Swiss-born Charles-Édouard Jeanneret, best known by his adopted name Le Corbusier, was a highly influential architect, designer, painter, urban planner and writer whose career spanned almost five decades. Having designed useful houses, Le Corbusier felt that they needed useful furniture to go in them. He had originally used ready-made pieces by Thonet to furnish his projects but, in 1928, he set up a partnership with his cousin, Pierre Jeanneret, and Charlotte Perriand, who would later become an influential designer in her own right, working with Sori Yanagi, who created that other great classic, the butterfly stool. With respect to the latest obsessions in design, cane seating has been cropping up everywhere, from sleek armchairs to lounge chairs, while bouclé fabric, a staple of modern furniture design, can be seen in mid-century modern, Scandinavian modern and Hollywood Regency furniture styles. They came up with the simple, tubular designs and called them “equipment d’habitation” – or functional furniture – fit for those machines for living in.

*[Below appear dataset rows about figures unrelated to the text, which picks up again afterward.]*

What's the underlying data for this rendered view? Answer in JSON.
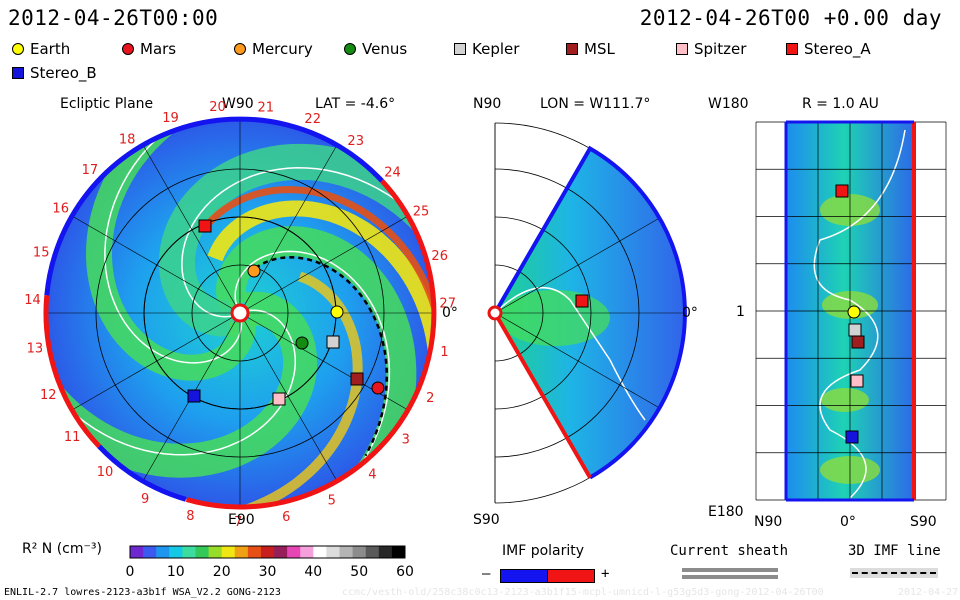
{
  "header": {
    "timestamp_left": "2012-04-26T00:00",
    "timestamp_right": "2012-04-26T00 +0.00 day"
  },
  "legend": [
    {
      "label": "Earth",
      "shape": "circle",
      "color": "#ffff00"
    },
    {
      "label": "Mars",
      "shape": "circle",
      "color": "#e8141e"
    },
    {
      "label": "Mercury",
      "shape": "circle",
      "color": "#ff9a1e"
    },
    {
      "label": "Venus",
      "shape": "circle",
      "color": "#148c14"
    },
    {
      "label": "Kepler",
      "shape": "square",
      "color": "#d2d2d2"
    },
    {
      "label": "MSL",
      "shape": "square",
      "color": "#a01e1e"
    },
    {
      "label": "Spitzer",
      "shape": "square",
      "color": "#ffbec8"
    },
    {
      "label": "Stereo_A",
      "shape": "square",
      "color": "#f01414"
    },
    {
      "label": "Stereo_B",
      "shape": "square",
      "color": "#1414dc"
    }
  ],
  "panel_ecliptic": {
    "title": "Ecliptic Plane",
    "top_label": "W90",
    "bottom_label": "E90",
    "right_label": "0°",
    "lat_label": "LAT = -4.6°",
    "sector_numbers": [
      "27",
      "1",
      "2",
      "3",
      "4",
      "5",
      "6",
      "7",
      "8",
      "9",
      "10",
      "11",
      "12",
      "13",
      "14",
      "15",
      "16",
      "17",
      "18",
      "19",
      "20",
      "21",
      "22",
      "23",
      "24",
      "25",
      "26"
    ]
  },
  "panel_meridional": {
    "top_label": "N90",
    "bottom_label": "S90",
    "right_label": "0°",
    "lon_label": "LON = W111.7°"
  },
  "panel_r": {
    "title": "R = 1.0 AU",
    "top_left": "W180",
    "mid_left": "1",
    "bottom_left": "E180",
    "x_left": "N90",
    "x_mid": "0°",
    "x_right": "S90"
  },
  "colorbar": {
    "label": "R² N (cm⁻³)",
    "ticks": [
      "0",
      "10",
      "20",
      "30",
      "40",
      "50",
      "60"
    ],
    "colors": [
      "#6e28d2",
      "#3c5af0",
      "#1e96f0",
      "#14c8e6",
      "#3cdca0",
      "#32c85a",
      "#96dc28",
      "#f0e614",
      "#f0a014",
      "#e65014",
      "#c81e1e",
      "#961e5a",
      "#e646b4",
      "#f5a0dc",
      "#ffffff",
      "#dcdcdc",
      "#b4b4b4",
      "#8c8c8c",
      "#5a5a5a",
      "#282828",
      "#000000"
    ]
  },
  "imf": {
    "label": "IMF polarity",
    "minus": "–",
    "plus": "+",
    "neg_color": "#1414f0",
    "pos_color": "#f01414"
  },
  "sheath": {
    "label": "Current sheath"
  },
  "imfline": {
    "label": "3D IMF line"
  },
  "footer": {
    "left": "ENLIL-2.7 lowres-2123-a3b1f WSA_V2.2 GONG-2123",
    "watermark": "ccmc/vesth-old/258c38c0c13-2123-a3b1f15-mcpl-umnicd-l-g53g5d3-gong-2012-04-26T00",
    "right": "2012-04-27"
  },
  "chart_data": {
    "type": "heatmap",
    "title": "R² N (cm⁻³)",
    "colorbar_range": [
      0,
      60
    ],
    "bodies": [
      {
        "name": "Earth",
        "panel": "ecliptic"
      },
      {
        "name": "Mars",
        "panel": "ecliptic"
      },
      {
        "name": "Mercury",
        "panel": "ecliptic"
      },
      {
        "name": "Venus",
        "panel": "ecliptic"
      },
      {
        "name": "Kepler",
        "panel": "ecliptic"
      },
      {
        "name": "MSL",
        "panel": "ecliptic"
      },
      {
        "name": "Spitzer",
        "panel": "ecliptic"
      },
      {
        "name": "Stereo_A",
        "panel": "ecliptic"
      },
      {
        "name": "Stereo_B",
        "panel": "ecliptic"
      }
    ]
  }
}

Le Corbusier argued that furniture should be “extensions of our limbs and adapted to human functions”. Their designs were based on the golden mean, a system of proportion based on the male body.

Le Corbusier; Pierre Jeanneret; Charlotte Perriand; 1928; LC3; Armchair; France; Italy; Cassina; Bauhaus; Modernism; Le Corbusier believed that furniture should be an extension of our limbs and that it should adapt to our functions. In reflecting his sketches of the various positions of the lounging human body, the LC4 chaise longue features a fully movable frame that adjusts at the base, allowing the user to set it upright or fully reclined. The curved tubular steel base echoes the material exploration taking place at the beginning of the 20th century, in which designers experimented with the flexibility of steel, plastics and molded plywood. But the upholstery was cowhide or leather, the softness of which starkly contrasts with the industrial steel and angular shape. The LC4 has a sculptural presence in any given room, which is perhaps a result of Le Corbusier having dispensed with the metric system and instead drawing on his own system of proportion based on the “ideal” male body.